We set up a high pedestal for our men to reach without giving them the requisite knowledge they need to achieve that. And when they fail to live up to the expectations, they are tagged scum. This is unfair. I strongly believe that environment shapes people and one cannot know unless taught. How will you know if you were not taught? Nemo dat quod non habet (you cannot give what you do not have). While some men have learnt a few things through their interactions with others, many are still yet to learn.
So not all men are scum.
Not all men are rapists. I have a friend who had accommodation issues while she was in school. She squatted with two guys for a whole semester and not for once did they make a move to have carnal knowledge of her.
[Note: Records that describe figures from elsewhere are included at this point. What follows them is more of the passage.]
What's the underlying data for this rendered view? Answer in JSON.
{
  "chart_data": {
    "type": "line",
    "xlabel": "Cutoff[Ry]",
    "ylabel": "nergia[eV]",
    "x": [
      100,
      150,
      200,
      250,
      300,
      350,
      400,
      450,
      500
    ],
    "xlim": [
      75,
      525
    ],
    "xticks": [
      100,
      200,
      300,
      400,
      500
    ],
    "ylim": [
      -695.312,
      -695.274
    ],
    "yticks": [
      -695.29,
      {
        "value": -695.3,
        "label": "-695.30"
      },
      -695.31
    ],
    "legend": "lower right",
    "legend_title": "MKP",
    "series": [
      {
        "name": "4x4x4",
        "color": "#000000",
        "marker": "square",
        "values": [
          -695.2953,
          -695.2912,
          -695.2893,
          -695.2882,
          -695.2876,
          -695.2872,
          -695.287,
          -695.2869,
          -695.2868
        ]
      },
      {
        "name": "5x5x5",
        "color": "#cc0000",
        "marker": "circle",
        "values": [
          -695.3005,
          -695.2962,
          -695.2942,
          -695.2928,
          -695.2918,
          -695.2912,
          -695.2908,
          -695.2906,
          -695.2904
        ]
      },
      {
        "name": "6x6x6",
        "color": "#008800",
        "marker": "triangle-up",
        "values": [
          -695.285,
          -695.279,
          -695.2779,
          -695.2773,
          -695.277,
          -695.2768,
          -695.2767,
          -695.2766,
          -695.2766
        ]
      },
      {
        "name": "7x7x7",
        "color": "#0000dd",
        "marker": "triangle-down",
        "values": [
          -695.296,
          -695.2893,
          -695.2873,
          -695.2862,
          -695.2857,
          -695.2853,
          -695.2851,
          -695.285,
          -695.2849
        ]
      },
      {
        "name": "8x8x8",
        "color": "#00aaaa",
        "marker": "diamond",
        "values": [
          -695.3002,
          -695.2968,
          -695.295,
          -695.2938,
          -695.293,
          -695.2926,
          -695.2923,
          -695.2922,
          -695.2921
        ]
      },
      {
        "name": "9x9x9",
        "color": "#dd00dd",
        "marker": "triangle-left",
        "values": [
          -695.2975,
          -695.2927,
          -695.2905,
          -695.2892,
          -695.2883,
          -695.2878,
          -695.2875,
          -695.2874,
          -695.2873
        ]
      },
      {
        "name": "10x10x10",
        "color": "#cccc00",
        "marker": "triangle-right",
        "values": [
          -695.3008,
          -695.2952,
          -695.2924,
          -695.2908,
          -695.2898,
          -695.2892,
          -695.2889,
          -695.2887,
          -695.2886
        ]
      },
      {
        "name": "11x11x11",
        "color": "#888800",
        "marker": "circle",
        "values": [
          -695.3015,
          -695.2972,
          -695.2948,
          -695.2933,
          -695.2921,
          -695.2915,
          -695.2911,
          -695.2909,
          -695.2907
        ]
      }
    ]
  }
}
Every man has something behind his zipper but not all think from that angle.
Not all men are drunks. There are still fathers out there who do not drink themselves to stupor; the ones who would rather provide for their family with their meagre earnings than dash it out to beer parlour owners.
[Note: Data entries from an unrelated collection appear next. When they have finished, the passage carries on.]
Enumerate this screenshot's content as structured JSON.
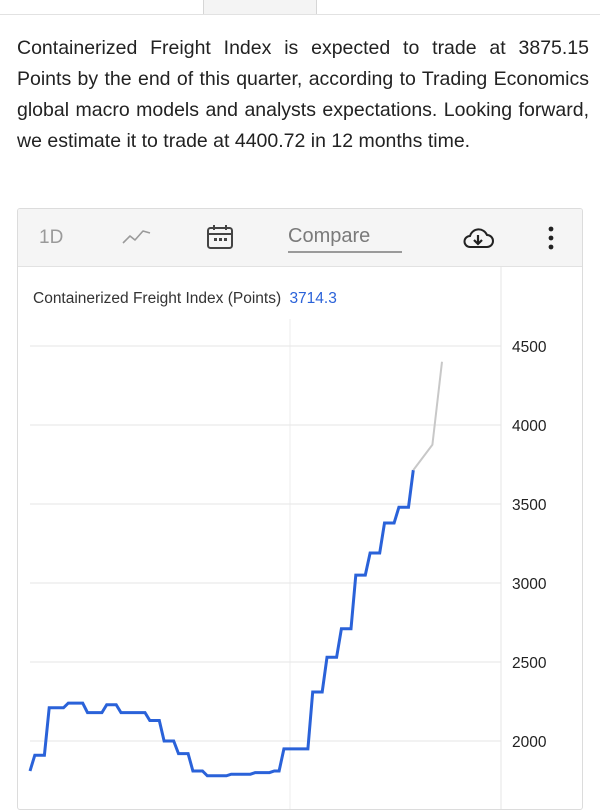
{
  "summary_text": "Containerized Freight Index is expected to trade at 3875.15 Points by the end of this quarter, according to Trading Economics global macro models and analysts expectations. Looking forward, we estimate it to trade at 4400.72 in 12 months time.",
  "toolbar": {
    "range_label": "1D",
    "line_chart_icon": "line-chart-icon",
    "calendar_icon": "calendar-icon",
    "compare_label": "Compare",
    "download_icon": "cloud-download-icon",
    "more_icon": "more-vertical-icon"
  },
  "chart_title": "Containerized Freight Index (Points)",
  "chart_last_value": "3714.3",
  "colors": {
    "actual_line": "#2a62d9",
    "forecast_line": "#c8c8c8",
    "last_value": "#2a62d9"
  },
  "chart_data": {
    "type": "line",
    "title": "Containerized Freight Index (Points)",
    "xlabel": "",
    "ylabel": "",
    "ylim": [
      1800,
      4700
    ],
    "yticks": [
      2000,
      2500,
      3000,
      3500,
      4000,
      4500
    ],
    "ytick_labels": [
      "2000",
      "2500",
      "3000",
      "3500",
      "4000",
      "4500"
    ],
    "grid": true,
    "y_axis_position": "right",
    "series": [
      {
        "role": "actual",
        "points": [
          [
            0,
            1810
          ],
          [
            1,
            1910
          ],
          [
            3,
            1910
          ],
          [
            4,
            2210
          ],
          [
            7,
            2210
          ],
          [
            8,
            2240
          ],
          [
            11,
            2240
          ],
          [
            12,
            2180
          ],
          [
            15,
            2180
          ],
          [
            16,
            2230
          ],
          [
            18,
            2230
          ],
          [
            19,
            2180
          ],
          [
            24,
            2180
          ],
          [
            25,
            2130
          ],
          [
            27,
            2130
          ],
          [
            28,
            2000
          ],
          [
            30,
            2000
          ],
          [
            31,
            1920
          ],
          [
            33,
            1920
          ],
          [
            34,
            1810
          ],
          [
            36,
            1810
          ],
          [
            37,
            1780
          ],
          [
            41,
            1780
          ],
          [
            42,
            1790
          ],
          [
            46,
            1790
          ],
          [
            47,
            1800
          ],
          [
            50,
            1800
          ],
          [
            51,
            1810
          ],
          [
            52,
            1810
          ],
          [
            53,
            1950
          ],
          [
            58,
            1950
          ],
          [
            59,
            2310
          ],
          [
            61,
            2310
          ],
          [
            62,
            2530
          ],
          [
            64,
            2530
          ],
          [
            65,
            2710
          ],
          [
            67,
            2710
          ],
          [
            68,
            3050
          ],
          [
            70,
            3050
          ],
          [
            71,
            3190
          ],
          [
            73,
            3190
          ],
          [
            74,
            3380
          ],
          [
            76,
            3380
          ],
          [
            77,
            3480
          ],
          [
            79,
            3480
          ],
          [
            80,
            3714.3
          ]
        ]
      },
      {
        "role": "forecast",
        "points": [
          [
            80,
            3714.3
          ],
          [
            84,
            3875.15
          ],
          [
            86,
            4400.72
          ]
        ]
      }
    ]
  }
}
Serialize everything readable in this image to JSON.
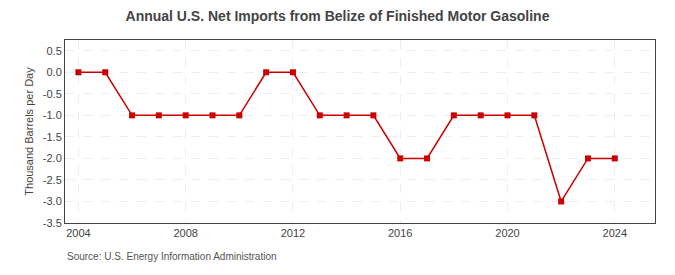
{
  "chart_data": {
    "type": "line",
    "title": "Annual U.S. Net Imports from Belize of Finished Motor Gasoline",
    "ylabel": "Thousand Barrels per Day",
    "annotations": [
      "Source: U.S. Energy Information Administration"
    ],
    "x": [
      2004,
      2005,
      2006,
      2007,
      2008,
      2009,
      2010,
      2011,
      2012,
      2013,
      2014,
      2015,
      2016,
      2017,
      2018,
      2019,
      2020,
      2021,
      2022,
      2023,
      2024
    ],
    "values": [
      0,
      0,
      -1,
      -1,
      -1,
      -1,
      -1,
      0,
      0,
      -1,
      -1,
      -1,
      -2,
      -2,
      -1,
      -1,
      -1,
      -1,
      -3,
      -2,
      -2
    ],
    "color": "#cc0000",
    "marker": "square",
    "line_style": "solid",
    "xlim": [
      2003.5,
      2025.5
    ],
    "ylim": [
      -3.5,
      0.75
    ],
    "xticks": [
      2004,
      2008,
      2012,
      2016,
      2020,
      2024
    ],
    "yticks": [
      0.5,
      {
        "value": 0,
        "label": "0.0"
      },
      -0.5,
      {
        "value": -1,
        "label": "-1.0"
      },
      -1.5,
      {
        "value": -2,
        "label": "-2.0"
      },
      -2.5,
      {
        "value": -3,
        "label": "-3.0"
      },
      -3.5
    ],
    "grid": true
  }
}
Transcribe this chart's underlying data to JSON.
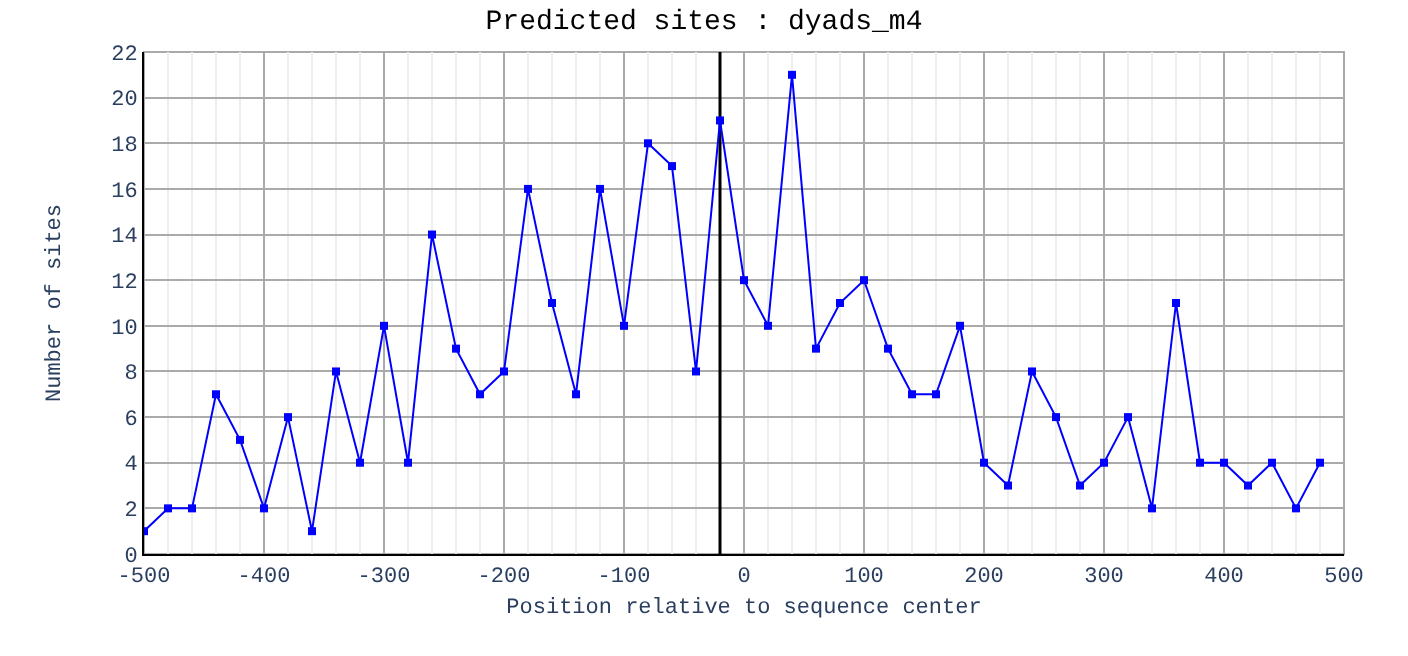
{
  "chart_data": {
    "type": "line",
    "title": "Predicted sites : dyads_m4",
    "xlabel": "Position relative to sequence center",
    "ylabel": "Number of sites",
    "x": [
      -500,
      -480,
      -460,
      -440,
      -420,
      -400,
      -380,
      -360,
      -340,
      -320,
      -300,
      -280,
      -260,
      -240,
      -220,
      -200,
      -180,
      -160,
      -140,
      -120,
      -100,
      -80,
      -60,
      -40,
      -20,
      0,
      20,
      40,
      60,
      80,
      100,
      120,
      140,
      160,
      180,
      200,
      220,
      240,
      260,
      280,
      300,
      320,
      340,
      360,
      380,
      400,
      420,
      440,
      460,
      480
    ],
    "series": [
      {
        "color": "#0000ff",
        "values": [
          1,
          2,
          2,
          7,
          5,
          2,
          6,
          1,
          8,
          4,
          10,
          4,
          14,
          9,
          7,
          8,
          16,
          11,
          7,
          16,
          10,
          18,
          17,
          8,
          19,
          12,
          10,
          21,
          9,
          11,
          12,
          9,
          7,
          7,
          10,
          4,
          3,
          8,
          6,
          3,
          4,
          6,
          2,
          11,
          4,
          4,
          3,
          4,
          2,
          4
        ]
      }
    ],
    "xlim": [
      -500,
      500
    ],
    "xticks": [
      -500,
      -400,
      -300,
      -200,
      -100,
      0,
      100,
      200,
      300,
      400,
      500
    ],
    "ylim": [
      0,
      22
    ],
    "yticks": [
      0,
      2,
      4,
      6,
      8,
      10,
      12,
      14,
      16,
      18,
      20,
      22
    ],
    "ref_lines": [
      {
        "axis": "x",
        "value": -20,
        "color": "#000000"
      }
    ],
    "grid": true,
    "marker": "square",
    "line_style": "solid"
  }
}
Not all men cheat on their spouses. There are men out there who have self control (sexually and otherwise).
Not all men hit women, be it their girlfriends, wives; even sisters. There are men who understand that the fist does not solve all problem. They go out of their way to protect the female anywhere they see them.
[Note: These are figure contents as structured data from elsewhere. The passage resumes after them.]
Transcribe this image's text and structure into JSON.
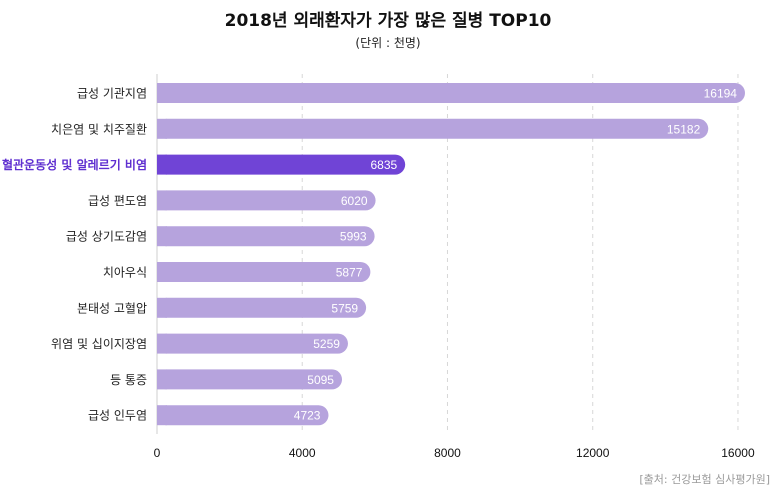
{
  "chart_data": {
    "type": "bar",
    "orientation": "horizontal",
    "title": "2018년 외래환자가 가장 많은 질병 TOP10",
    "subtitle": "(단위 : 천명)",
    "source": "[출처: 건강보험 심사평가원]",
    "categories": [
      "급성 기관지염",
      "치은염 및 치주질환",
      "혈관운동성 및 알레르기 비염",
      "급성 편도염",
      "급성 상기도감염",
      "치아우식",
      "본태성 고혈압",
      "위염 및 십이지장염",
      "등 통증",
      "급성 인두염"
    ],
    "values": [
      16194,
      15182,
      6835,
      6020,
      5993,
      5877,
      5759,
      5259,
      5095,
      4723
    ],
    "highlight_index": 2,
    "xlim": [
      0,
      16800
    ],
    "xticks": [
      0,
      4000,
      8000,
      12000,
      16000
    ],
    "colors": {
      "bar": "#b6a3dd",
      "highlight": "#7044d6",
      "highlight_text": "#5f2fd0"
    }
  }
}
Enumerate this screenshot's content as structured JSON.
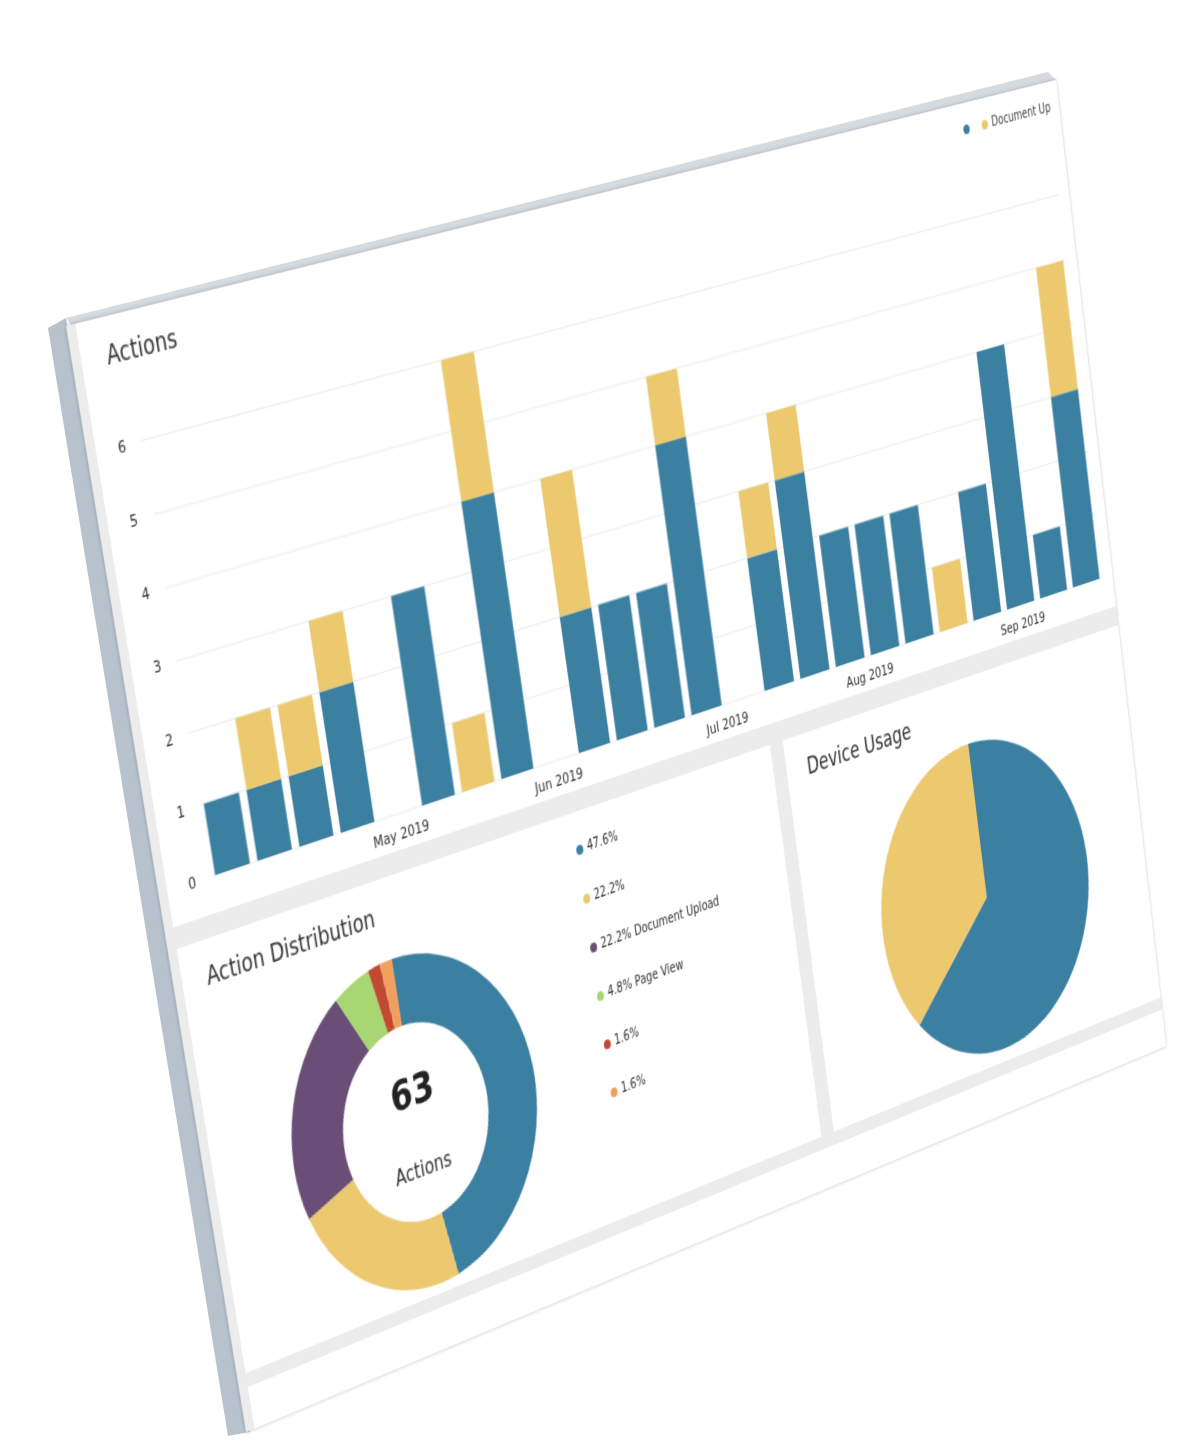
{
  "actions": {
    "title": "Actions",
    "legend": [
      {
        "label": "",
        "color": "#3b7fa1"
      },
      {
        "label": "Document Up",
        "color": "#ecc86e"
      }
    ]
  },
  "chart_data": [
    {
      "type": "bar",
      "stacked": true,
      "title": "Actions",
      "ylim": [
        0,
        6.5
      ],
      "yticks": [
        "0",
        "1",
        "2",
        "3",
        "4",
        "5",
        "6"
      ],
      "grid": true,
      "legend_position": "top-right",
      "x_tick_labels": [
        {
          "label": "May 2019",
          "slot": 4.5
        },
        {
          "label": "Jun 2019",
          "slot": 8.5
        },
        {
          "label": "Jul 2019",
          "slot": 13
        },
        {
          "label": "Aug 2019",
          "slot": 17
        },
        {
          "label": "Sep 2019",
          "slot": 21.5
        }
      ],
      "series": [
        {
          "color": "#3b7fa1",
          "values": [
            1,
            1,
            1,
            2,
            0,
            3,
            0,
            4,
            0,
            2,
            2,
            2,
            4,
            0,
            2,
            3,
            2,
            2,
            2,
            0,
            2,
            4,
            1,
            3
          ]
        },
        {
          "name": "Document Up",
          "color": "#ecc86e",
          "values": [
            0,
            1,
            1,
            1,
            0,
            0,
            1,
            2,
            0,
            2,
            0,
            0,
            1,
            0,
            1,
            1,
            0,
            0,
            0,
            1,
            0,
            0,
            0,
            2
          ]
        }
      ]
    },
    {
      "type": "pie",
      "title": "Action Distribution",
      "donut": true,
      "center_value": "63",
      "center_label": "Actions",
      "slices": [
        {
          "label": "47.6%",
          "value": 47.6,
          "color": "#3b7fa1"
        },
        {
          "label": "22.2%",
          "value": 22.2,
          "color": "#ecc86e"
        },
        {
          "label": "22.2% Document Upload",
          "value": 22.2,
          "color": "#6a4e77"
        },
        {
          "label": "4.8% Page View",
          "value": 4.8,
          "color": "#a8d672"
        },
        {
          "label": "1.6%",
          "value": 1.6,
          "color": "#c24a33"
        },
        {
          "label": "1.6%",
          "value": 1.6,
          "color": "#f0a05e"
        }
      ]
    },
    {
      "type": "pie",
      "title": "Device Usage",
      "slices": [
        {
          "value": 64,
          "color": "#3b7fa1"
        },
        {
          "value": 36,
          "color": "#ecc86e"
        }
      ]
    }
  ]
}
Not all men impregnate a girl and deny it. There are still ones who take full responsibility for their actions.
Not all men are so many bad experiences you have had with the male folk.
Lastly, while we train our girls, we should train our boys too.
We need men who are not loose; men who do not jump in bed with any girl they see or chase everything on skirt, men who are faithful, men who do not blame their ‘prostitution’ on the fallacy that men are cheats by nature.
We need men who can cry when it hurts them; the ones who can show emotions, the ones who can easily say how they feel, the ones who can tell their children that they love them.
We need men who do not see girls as an object of sexual gratification, to be used and discarded at will, men who can control their libido. You don’t tell the girl to zip-up and tell the boy to zip-down. Remember, it takes two to tango. We cannot want our sons to marry virgins and yet expect them to be experienced in the business of the other room. Who are they supposed to practice with?
We need men who the girls will feel safe with; men who will offer help without asking our daughters to spread their legs, men who do not look at every opportunity to grab our asses or make slutty comments about us (girls).
We need men we can trust….
If we put equal energy into training our boys as well as our girls, there will be less need for us to teach our girls how to defend themselves against abuse, molestation, assault, domestic violence amongst others.
Let us build boys who we will wish our girls to date in future.
Let us build men that will be proud husbands and fathers.
Let us build men who will not be intimidated by the success of their female counterparts.
Let us build responsible and dignified men!
Let me not forget to add that some girls are the ones who start the whole issue and when the guy reacts, he is tagged a scum.
And… Hey Darling girl, before you call all men scum think about your father, he is a man right? Is he a scum too? Just wondering!
Remember, none of us is leaving here alive!